Cuando pasa esto, esa insidiosa sensación de procrastinación, de bah, el finde que viene nos ponemos, de derrota cada vez que ves esa puerta que esconde la promesa de un paraíso particular, del grito silencioso que te recuerda que algo no está en sintonía (la ansiada armonía entre lo que quiero, lo que pienso y lo que hago), cada vez que sientes que ese caos te escupe a la cara tu incapacidad de tomar las riendas deteniendo la rebelión de los objetos, cuando la invasión agresiva de las cosas nos domina, provocando una desazón muy desagradable, yo, al menos, estoy perdida. Y solo hay una fórmula para reiniciarme: hacer.
Empezar. Dar el primer paso. Soltar. Decidir.
Ese nudo, esa angustia, esa apatía, yo solo soy capaz de vencerlos de una manera: haciendo, poniéndome a ello. Tomando la decisión de ya, ahora. Pasito a pasito (que no poquito a poquito).

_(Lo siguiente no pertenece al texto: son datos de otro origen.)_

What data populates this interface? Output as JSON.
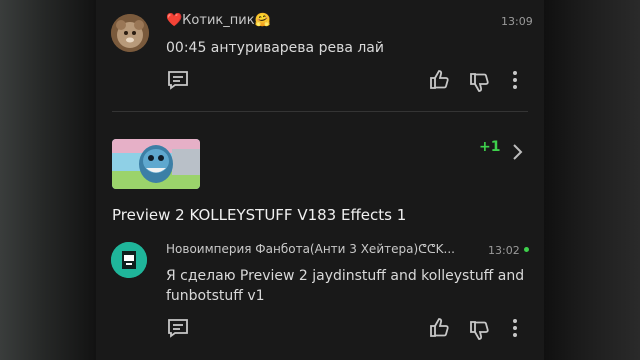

Equivocándome, acertando, repensando, pero haciendo.
Cuesta, lo vamos dejando, pero sólo cuando nos plantamos, cuando decidimos decorar nuestra casa acorde a nuestras necesidades, cuando por fin nos decidimos a tirar ese cuadro de la abuela que jamás nos gustó pero que cómo íbamos a cometer tamaño desprecio, –jo, es que a ella le encantaba-, sólo entonces, se llenan los pulmones y se disipan las sombras. Sólo (*) cuando decidimos cometer la osadía de pintar de blanco aquel mueble tan bueno de caoba, sólo entonces, al mirar alrededor, reparamos en que esa lámpara no da luz suficiente, nos damos cuenta de que es cierto eso tantas veces escuchado, asumimos que es absurdo guardar ese vestido que no te vas a poner jamás, entendemos que es hora de tirar tu colección de entradas de cine o los apuntes de la carrera de tu padre, te rindes a lo que sabías pero no sentías ni podías asumir: a que los objetos no contienen la vida ni detienen la muerte, que aquello que un día fue salvavidas quizá hoy es lastre, y que, por tanto, agradecida, es hora de soltar.
Y una vez que quitamos los cortinones y podemos abrir la ventana, ya no hay marcha atrás.
El espacio que doy a las cosas, el hueco que permito a aquello que me aporta, el tiempo que destino a lo que me agrede, dónde decido poner la atención, las ganas y las fuerzas, eso, fundamentalmente eso, provocará cómo me siento.
Según amueble mi mente ésta será propicia para el disfrute y la disposición hacia aquello que me regala calma y paz, o, por el contrario, si en vez de pintar las paredes de blanco he decidido montar un ring de boxeo rodeado de focos potentes en el centro de mi atención será porque lo que pretendo, necesito o busco es estar en pie de guerra. Hay, supongo, un espacio y un tiempo para cada cosa. Y cada cual decide, en su casa, si necesita más espacio para la cocina o lo prefiere para el baño, si su prioridad actual es una librería o un billar, si su salón lo preside una estantería abigarrada o una pared desnuda. Y si mañana no nos convence, no pasa nada, ya cambiaremos los muebles de sitio.
Según decidamos, seremos.
(*) Tildo los “sólo” de este artículo por un motivo que da para la próxima reflexión.